Background: Despite the recognition that endophytic fungi are an important source of diverse and
unique natural bioactive products, there are no reviews outlining how African researchers have been
tapping into this bioresource.
Objective: This review aims to consolidate and provide insights into the research on fungal endophytes
in Africa during the period 1994-2014.
Methods: A predefined search protocol was used to undertake a structured search of the bibliographic
databases for peer-reviewed research literature. Literature that met the inclusion criteria was then analysed
using semi-quantitative and qualitative techniques.

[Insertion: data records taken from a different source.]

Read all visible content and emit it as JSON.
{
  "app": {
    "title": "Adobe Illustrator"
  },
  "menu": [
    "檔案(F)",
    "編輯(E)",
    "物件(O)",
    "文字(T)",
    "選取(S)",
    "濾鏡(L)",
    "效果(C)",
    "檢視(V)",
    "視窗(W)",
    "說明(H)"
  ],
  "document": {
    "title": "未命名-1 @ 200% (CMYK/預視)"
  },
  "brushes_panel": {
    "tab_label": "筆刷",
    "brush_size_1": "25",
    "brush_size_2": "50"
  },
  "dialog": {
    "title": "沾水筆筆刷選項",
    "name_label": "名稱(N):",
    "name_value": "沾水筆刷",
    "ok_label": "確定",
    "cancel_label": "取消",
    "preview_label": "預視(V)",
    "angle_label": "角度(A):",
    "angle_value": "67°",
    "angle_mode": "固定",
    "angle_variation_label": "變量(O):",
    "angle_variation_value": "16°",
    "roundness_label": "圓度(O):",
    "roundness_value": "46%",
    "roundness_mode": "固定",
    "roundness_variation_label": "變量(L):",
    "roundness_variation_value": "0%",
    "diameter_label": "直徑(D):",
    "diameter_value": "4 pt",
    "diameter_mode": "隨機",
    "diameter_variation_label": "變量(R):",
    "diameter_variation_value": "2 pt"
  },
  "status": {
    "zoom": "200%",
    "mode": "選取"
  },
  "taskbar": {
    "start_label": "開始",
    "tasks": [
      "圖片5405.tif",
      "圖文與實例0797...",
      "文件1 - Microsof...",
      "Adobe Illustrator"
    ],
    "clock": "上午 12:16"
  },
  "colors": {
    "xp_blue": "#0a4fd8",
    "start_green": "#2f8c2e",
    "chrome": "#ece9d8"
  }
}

Results: One hundred and thirty – nine papers from only 20 African countries met the inclusion criteria,
with Egypt (35 papers) and South Africa (31 papers) being the leading countries. The main areas of research
were biology and diversity determination (38.1%), bioprospecting for compounds with pharmaceutical
potential (35.3%) and assessment of the ability of endophytic fungi to act as biopesticides
(21.6%). A diversity of new and known compounds were shown to be secondary metabolites produced
by the endophytic fungi and most of these compounds were investigated for their potential as antimicrobial
and anticancer agents. Research was observed to have evolved from a focus on endophyte diversity
in the 1990s and early 2000s to exploring the possibility of using endophyte fungi as sources of
compounds with pharmaceutical and other commercial applications post 2005.
Conclusion: In Africa, whilst fungal endophytes remain largely an untapped reservoir of potentially useful
natural products, research on the fungal endophytes has also evolved in line with trends elsewhere.